Spain's PIWI Bet: Resistant Garnacha and Godello Are Coming — Eventually

Image
Variedades PIWI
Resistant Spanish vines, finally.
Article title
Variedades PIWI: dentro de cinco años tendremos garnacha y godello resistentes
Link to article
Date of publication
Publisher
Revista Campo / Grupo Campo Comunicación
Author
Ricardo Ortega

Summary

Seven years. That's how long it takes to run four PIWI varieties — fungus-resistant grapes bred mainly in Central Europe through classical interspecific crossing — through trials on a Spanish research estate and get them onto the national register. Researcher Enrique Barajas at Itacyl, working with nursery group Agromillora, planted nine candidates at Finca Zamadueñas near Valladolid in 2018. With woody crops you wait. The first data worth anything didn't arrive until 2022. By 2025 the documentation was done, the Junta de Castilla y León had approved it, and the ministry signed off on distinctness, homogeneity, and stability. The four that made it — whites Soreli and Sauvignac Rytos, reds Cabernet Eidos and Merlot Khorus — were already fully developed and commercially registered in Italy by the University of Udine and VCR. Spain was evaluating proven material, which is a very different thing from developing it, and worth saying plainly.

What Barajas actually wants, though, is a resistant Garnacha and a resistant Godello. Not Italian hybrids doing a reasonable impression of something Spanish, but new varieties produced by crossing those native grapes with resistant donors — same name, same general character, different parentage, built to handle disease without a fungicide programme. Both have been grafted onto established vines rather than planted from scratch, which should shave some time off the evaluation clock, though how much depends on how the trials go. The 2031 target is plausible. DO Bierzo is floated as a natural home for a resistant Godello, which makes geographic sense, though no one in Bierzo appears to have been asked. Meanwhile DO Rueda had been moving toward including these varieties before the Junta suspended something — the article is vague on what exactly — in October 2024. One sentence. For what is genuinely the most telling detail in the piece.

Our take

The science here is real and Barajas has clearly put in the years. No argument there. What grates is that this reads less like journalism and more like a lab visit where nobody asked an awkward question. One source, no pushback, no grower who tried these varieties and found them difficult to sell, no DO official explaining why the adoption process moves so slowly. The Rueda suspension is the most revealing thing in the piece — it shows exactly how quickly political hesitation can swallow agronomic progress — and it gets brushed past in a subordinate clause.

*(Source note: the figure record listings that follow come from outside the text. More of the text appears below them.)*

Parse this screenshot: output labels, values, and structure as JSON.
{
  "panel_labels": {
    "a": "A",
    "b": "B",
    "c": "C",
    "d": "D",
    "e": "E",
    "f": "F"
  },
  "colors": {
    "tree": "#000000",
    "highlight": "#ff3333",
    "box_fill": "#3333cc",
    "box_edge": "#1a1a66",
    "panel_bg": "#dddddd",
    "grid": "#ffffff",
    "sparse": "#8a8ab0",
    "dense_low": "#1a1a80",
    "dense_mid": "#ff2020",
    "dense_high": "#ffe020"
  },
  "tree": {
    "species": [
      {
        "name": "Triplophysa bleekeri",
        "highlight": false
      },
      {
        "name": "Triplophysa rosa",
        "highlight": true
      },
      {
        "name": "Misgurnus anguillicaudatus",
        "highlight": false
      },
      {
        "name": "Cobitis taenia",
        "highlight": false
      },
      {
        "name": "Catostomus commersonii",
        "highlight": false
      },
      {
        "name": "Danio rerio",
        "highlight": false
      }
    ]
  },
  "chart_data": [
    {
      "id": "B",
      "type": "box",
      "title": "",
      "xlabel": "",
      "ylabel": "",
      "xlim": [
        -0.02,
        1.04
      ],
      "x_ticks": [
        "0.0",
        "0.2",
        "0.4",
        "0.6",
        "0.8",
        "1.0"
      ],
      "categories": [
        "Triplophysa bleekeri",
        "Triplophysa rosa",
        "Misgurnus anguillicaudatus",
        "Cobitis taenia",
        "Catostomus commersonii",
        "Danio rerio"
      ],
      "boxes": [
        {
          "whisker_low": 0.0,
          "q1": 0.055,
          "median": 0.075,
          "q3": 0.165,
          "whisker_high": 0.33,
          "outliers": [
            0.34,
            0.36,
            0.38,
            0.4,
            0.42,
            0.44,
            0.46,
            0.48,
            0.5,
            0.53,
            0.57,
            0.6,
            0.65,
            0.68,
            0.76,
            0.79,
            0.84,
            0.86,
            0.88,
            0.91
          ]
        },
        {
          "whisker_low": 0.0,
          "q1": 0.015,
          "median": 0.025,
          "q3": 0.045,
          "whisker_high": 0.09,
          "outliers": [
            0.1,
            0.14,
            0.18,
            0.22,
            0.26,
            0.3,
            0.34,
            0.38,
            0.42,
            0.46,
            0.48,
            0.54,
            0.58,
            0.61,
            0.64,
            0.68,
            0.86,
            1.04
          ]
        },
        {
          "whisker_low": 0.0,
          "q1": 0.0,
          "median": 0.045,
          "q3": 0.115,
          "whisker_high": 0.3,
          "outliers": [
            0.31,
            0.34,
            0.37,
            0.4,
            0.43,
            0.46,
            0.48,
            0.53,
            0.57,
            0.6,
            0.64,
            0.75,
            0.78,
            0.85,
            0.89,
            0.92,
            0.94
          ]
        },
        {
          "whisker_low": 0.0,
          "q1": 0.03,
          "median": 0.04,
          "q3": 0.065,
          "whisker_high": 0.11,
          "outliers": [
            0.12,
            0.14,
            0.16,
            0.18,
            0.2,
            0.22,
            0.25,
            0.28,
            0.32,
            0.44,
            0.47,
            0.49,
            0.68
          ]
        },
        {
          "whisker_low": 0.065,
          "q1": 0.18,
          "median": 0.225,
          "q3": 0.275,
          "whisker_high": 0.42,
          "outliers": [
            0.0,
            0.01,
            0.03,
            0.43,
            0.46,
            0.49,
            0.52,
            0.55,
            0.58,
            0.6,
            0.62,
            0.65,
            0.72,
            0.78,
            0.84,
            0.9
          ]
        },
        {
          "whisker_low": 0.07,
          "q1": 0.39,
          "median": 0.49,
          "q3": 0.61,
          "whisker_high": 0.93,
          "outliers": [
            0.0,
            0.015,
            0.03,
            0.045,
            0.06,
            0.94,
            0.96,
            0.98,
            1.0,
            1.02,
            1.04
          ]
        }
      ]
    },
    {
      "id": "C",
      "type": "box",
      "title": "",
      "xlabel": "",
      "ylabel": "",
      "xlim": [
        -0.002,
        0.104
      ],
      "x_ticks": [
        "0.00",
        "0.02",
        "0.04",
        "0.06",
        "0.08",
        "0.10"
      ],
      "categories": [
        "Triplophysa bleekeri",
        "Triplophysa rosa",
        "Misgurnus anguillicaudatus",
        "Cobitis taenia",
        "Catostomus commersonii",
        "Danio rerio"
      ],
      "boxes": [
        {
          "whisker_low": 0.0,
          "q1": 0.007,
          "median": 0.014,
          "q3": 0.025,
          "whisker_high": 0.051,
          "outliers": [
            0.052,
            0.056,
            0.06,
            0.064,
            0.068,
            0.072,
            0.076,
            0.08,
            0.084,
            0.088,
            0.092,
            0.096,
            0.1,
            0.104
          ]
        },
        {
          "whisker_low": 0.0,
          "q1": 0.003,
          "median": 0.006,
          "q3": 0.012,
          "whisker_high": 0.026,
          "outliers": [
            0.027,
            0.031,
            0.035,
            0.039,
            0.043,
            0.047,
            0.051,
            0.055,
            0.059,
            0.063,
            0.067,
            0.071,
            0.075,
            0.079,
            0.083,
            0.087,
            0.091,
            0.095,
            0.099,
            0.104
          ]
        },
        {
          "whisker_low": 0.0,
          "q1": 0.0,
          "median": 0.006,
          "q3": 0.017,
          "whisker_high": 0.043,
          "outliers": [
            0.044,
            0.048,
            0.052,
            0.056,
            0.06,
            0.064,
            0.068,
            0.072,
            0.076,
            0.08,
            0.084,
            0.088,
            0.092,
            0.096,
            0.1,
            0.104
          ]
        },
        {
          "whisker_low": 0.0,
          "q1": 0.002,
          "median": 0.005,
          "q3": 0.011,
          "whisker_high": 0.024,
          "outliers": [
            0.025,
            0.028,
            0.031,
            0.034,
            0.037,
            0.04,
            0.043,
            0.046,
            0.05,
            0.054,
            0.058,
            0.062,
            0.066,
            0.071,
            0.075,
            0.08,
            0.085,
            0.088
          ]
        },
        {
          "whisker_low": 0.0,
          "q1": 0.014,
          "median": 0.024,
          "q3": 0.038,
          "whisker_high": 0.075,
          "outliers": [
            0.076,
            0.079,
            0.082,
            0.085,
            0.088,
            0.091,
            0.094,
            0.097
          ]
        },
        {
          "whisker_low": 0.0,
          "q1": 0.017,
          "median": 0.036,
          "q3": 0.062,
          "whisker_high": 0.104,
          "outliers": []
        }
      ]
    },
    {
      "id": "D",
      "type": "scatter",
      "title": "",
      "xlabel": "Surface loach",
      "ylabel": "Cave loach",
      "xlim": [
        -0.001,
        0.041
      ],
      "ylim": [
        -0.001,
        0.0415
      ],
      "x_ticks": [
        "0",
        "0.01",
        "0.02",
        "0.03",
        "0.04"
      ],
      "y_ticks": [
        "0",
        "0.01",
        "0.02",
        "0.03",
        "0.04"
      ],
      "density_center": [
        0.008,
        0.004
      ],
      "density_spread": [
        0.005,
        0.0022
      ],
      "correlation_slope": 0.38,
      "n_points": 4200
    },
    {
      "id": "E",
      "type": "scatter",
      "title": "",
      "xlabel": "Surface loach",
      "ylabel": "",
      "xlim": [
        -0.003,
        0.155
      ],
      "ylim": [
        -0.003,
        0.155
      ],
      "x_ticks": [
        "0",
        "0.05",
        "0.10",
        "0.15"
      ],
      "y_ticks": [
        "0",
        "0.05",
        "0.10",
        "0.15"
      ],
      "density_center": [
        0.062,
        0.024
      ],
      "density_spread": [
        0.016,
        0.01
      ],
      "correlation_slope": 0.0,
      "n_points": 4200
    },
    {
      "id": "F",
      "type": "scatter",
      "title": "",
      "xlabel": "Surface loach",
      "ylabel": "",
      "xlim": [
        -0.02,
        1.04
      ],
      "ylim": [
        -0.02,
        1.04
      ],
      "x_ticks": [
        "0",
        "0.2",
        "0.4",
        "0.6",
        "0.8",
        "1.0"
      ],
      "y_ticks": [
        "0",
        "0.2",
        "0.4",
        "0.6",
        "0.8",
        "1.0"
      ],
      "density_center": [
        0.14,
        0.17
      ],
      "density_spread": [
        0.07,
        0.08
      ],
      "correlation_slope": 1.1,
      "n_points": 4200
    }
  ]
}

If you want to know whether resistant varieties will actually change Spanish viticulture, this article won't tell you. It'll tell you the research is going well. Which it is. But that's not the whole story.

About the author

Ricardo Ortega covers viticulture and agricultural innovation for Revista Campo and handles the technical material competently — he doesn't get lost in the registration process or the timeline. But across his bylines on this subject, the sourcing never really changes: one researcher, institutional framing, no friction. Maybe that's what the publication wants. Maybe it's just how he works. Either way the result is coverage that informs without ever quite challenging anything.

About the publisher

Revista Campo is Grupo Campo Comunicación's main title — an agricultural trade publication based near Valladolid covering everything from cereals to vine management. It co-organises field demonstration events with Agromillora, the nursery group at the centre of this article. That relationship goes unmentioned in the piece. It doesn't automatically make the coverage wrong, but readers following this story regularly should probably know it.